Thin wrappers around gensim 4's Word2Vec. train_word2vec streams the corpus from disk via PathLineSentences so the full text never has to fit in RAM. All hyperparameters (vector size, window, min count, epochs, worker count, random seed) come from the Config dataclass. Pipeline.train calls train_word2vec when no saved model exists and load_word2vec otherwise.


train_word2vec

Fits a gensim.models.Word2Vec on a sentence file and saves the result to disk. The corpus is streamed line by line, so the full training set never has to fit in RAM.

Example:

from pathlib import Path
from lmsy_w2v_rfs import Config, load_example_seeds
from lmsy_w2v_rfs.w2v import train_word2vec

seeds = load_example_seeds("culture_2021")
cfg = Config(seeds=seeds, preprocessor="none", w2v_dim=100, w2v_epochs=5)
model = train_word2vec(
    sentences_path=Path("runs/demo/corpora/pass2.txt"),
    model_path=Path("runs/demo/models/w2v.mod"),
    config=cfg,
)
print(model.wv.most_similar("innovation", topn=5))

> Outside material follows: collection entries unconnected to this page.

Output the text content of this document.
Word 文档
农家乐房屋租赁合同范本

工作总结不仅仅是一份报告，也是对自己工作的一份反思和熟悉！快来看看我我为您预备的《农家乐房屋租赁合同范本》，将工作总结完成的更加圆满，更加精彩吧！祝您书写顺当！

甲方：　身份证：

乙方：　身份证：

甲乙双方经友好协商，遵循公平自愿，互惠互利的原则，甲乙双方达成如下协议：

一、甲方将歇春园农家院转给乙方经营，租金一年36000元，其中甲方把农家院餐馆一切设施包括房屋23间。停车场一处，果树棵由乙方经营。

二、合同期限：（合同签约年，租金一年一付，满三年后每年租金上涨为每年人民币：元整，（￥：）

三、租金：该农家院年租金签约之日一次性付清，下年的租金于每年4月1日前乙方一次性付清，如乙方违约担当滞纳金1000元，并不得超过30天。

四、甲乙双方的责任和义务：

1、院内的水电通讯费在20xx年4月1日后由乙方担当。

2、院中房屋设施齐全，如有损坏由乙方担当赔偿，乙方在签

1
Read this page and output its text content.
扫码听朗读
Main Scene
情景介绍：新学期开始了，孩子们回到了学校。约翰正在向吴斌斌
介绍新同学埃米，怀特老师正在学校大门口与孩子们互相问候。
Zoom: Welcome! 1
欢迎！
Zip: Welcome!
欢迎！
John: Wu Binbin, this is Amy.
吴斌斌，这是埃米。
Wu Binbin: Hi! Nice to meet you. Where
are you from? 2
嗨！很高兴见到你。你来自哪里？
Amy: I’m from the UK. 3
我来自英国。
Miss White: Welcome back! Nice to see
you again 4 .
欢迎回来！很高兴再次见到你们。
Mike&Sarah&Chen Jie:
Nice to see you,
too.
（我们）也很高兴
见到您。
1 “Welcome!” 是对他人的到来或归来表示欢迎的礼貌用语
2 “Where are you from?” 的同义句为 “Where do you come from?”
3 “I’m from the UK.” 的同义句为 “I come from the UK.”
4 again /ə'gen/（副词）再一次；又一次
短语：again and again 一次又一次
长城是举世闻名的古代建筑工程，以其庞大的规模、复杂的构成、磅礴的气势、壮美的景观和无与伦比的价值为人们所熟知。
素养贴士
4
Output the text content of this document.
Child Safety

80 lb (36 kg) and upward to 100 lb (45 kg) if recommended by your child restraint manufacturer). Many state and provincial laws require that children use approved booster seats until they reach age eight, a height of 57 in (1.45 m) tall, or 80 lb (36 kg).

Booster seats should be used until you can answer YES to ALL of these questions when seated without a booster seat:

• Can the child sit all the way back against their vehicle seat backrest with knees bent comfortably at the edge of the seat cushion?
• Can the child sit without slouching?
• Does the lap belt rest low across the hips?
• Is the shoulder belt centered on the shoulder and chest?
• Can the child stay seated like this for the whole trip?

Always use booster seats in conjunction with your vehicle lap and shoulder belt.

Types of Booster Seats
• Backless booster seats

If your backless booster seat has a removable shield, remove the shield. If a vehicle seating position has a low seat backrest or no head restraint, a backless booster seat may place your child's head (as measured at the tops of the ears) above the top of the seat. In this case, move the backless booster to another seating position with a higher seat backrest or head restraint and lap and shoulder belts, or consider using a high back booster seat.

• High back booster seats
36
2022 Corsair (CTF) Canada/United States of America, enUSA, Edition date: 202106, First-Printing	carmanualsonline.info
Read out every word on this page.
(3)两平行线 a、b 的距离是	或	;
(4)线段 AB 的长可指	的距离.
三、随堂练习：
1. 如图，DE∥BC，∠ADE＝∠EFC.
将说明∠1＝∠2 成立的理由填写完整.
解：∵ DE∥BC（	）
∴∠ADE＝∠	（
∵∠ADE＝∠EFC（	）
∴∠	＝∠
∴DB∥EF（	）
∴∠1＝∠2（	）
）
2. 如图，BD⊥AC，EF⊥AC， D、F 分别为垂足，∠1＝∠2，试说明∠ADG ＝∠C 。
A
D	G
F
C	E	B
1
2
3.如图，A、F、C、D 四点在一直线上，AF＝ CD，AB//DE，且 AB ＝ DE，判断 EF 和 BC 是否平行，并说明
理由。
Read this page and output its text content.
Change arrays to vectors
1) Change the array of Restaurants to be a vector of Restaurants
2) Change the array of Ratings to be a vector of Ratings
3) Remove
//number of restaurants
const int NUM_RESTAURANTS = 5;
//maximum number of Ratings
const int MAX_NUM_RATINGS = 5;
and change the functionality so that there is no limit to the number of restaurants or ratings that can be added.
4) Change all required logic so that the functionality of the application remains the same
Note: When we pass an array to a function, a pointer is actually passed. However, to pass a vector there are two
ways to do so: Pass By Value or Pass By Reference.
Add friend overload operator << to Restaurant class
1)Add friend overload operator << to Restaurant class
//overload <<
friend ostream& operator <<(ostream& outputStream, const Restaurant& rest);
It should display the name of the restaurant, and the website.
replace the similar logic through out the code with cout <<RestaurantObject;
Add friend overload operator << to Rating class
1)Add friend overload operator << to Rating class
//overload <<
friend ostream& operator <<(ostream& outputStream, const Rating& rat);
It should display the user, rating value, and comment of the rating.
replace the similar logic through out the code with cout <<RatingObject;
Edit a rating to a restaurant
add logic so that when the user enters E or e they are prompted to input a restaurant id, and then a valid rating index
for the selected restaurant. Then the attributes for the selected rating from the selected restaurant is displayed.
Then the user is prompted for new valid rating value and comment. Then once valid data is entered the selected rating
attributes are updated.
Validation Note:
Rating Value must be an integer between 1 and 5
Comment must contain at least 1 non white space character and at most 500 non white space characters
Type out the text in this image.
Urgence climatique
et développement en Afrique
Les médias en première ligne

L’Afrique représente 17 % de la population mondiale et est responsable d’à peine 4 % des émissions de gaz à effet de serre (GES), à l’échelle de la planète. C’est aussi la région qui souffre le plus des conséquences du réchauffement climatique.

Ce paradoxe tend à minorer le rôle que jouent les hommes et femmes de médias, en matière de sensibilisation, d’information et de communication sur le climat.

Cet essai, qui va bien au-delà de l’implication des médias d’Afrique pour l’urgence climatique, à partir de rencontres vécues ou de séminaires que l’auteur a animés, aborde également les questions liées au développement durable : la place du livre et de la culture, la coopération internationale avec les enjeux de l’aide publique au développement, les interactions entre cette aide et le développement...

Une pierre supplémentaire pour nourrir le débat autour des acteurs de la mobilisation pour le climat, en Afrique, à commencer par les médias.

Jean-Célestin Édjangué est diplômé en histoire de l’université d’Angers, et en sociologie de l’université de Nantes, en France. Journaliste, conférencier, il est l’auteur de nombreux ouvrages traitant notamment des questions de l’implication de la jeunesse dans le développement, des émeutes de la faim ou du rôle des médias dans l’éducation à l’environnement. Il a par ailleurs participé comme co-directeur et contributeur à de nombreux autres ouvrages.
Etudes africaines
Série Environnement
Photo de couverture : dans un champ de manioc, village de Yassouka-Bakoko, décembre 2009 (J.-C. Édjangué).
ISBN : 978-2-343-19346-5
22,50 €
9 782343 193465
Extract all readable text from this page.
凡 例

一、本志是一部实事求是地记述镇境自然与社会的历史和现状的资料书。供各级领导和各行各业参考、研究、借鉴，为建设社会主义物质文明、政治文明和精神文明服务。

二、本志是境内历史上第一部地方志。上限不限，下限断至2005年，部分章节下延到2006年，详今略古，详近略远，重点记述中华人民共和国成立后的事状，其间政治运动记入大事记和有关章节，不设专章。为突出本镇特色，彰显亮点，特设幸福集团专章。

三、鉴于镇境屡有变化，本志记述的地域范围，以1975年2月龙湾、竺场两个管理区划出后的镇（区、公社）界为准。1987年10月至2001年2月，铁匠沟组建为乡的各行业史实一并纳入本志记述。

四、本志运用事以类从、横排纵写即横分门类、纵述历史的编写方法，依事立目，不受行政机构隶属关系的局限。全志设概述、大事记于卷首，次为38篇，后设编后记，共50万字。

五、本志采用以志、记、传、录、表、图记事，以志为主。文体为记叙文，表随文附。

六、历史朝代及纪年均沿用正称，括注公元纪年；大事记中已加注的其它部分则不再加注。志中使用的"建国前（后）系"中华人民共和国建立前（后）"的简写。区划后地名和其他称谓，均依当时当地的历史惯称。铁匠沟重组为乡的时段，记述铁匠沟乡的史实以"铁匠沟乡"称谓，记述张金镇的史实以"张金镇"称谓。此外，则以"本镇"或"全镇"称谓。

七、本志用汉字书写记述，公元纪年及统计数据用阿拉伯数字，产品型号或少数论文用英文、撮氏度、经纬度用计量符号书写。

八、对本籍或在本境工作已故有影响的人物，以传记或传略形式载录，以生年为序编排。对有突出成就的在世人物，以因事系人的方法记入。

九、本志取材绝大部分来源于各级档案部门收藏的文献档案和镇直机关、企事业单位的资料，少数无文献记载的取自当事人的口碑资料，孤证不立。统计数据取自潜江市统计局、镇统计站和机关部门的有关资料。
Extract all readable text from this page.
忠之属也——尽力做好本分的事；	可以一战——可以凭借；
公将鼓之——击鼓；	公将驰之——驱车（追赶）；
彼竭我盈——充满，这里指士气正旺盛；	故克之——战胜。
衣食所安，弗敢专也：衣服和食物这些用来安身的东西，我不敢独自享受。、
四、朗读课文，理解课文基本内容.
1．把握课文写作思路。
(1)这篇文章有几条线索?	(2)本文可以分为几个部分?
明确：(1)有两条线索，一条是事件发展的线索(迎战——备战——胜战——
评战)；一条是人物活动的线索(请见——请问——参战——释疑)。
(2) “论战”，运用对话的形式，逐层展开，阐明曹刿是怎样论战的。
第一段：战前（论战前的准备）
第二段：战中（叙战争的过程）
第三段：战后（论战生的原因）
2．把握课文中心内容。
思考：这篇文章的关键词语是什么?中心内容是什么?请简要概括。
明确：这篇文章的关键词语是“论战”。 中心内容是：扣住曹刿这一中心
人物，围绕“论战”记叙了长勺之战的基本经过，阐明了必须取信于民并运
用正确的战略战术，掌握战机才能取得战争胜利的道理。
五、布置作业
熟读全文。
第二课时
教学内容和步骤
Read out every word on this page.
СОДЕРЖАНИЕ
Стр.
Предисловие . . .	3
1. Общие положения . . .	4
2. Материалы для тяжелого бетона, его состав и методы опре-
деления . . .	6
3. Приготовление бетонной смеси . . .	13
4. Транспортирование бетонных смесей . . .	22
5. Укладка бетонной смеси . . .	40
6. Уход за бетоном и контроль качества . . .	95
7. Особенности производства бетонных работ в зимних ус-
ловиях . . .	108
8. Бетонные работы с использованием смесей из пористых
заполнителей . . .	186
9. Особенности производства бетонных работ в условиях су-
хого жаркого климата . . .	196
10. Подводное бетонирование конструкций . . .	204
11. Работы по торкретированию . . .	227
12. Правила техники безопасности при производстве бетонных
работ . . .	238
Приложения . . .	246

Train a Word2Vec model and save it to disk.

Parameters:

Name Type Description Default
sentences_path Path | str

Input corpus, one sentence per line.

required
model_path Path | str

Destination .mod path.

required
config Config

Pipeline config.

required

Returns:

Type Description
Word2Vec

The trained Word2Vec model.


load_word2vec

Loads a model saved by train_word2vec. Use this to restore a model from a previous run without retraining.

Example:

from pathlib import Path
from lmsy_w2v_rfs.w2v import load_word2vec

model = load_word2vec(Path("runs/demo/models/w2v.mod"))
print(model.wv["innovation"])   # 100-dim vector

Load a saved Word2Vec model.

Parameters:

Name Type Description Default
model_path Path | str

Path produced by train_word2vec.

required

Returns:

Type Description
Word2Vec

The loaded model.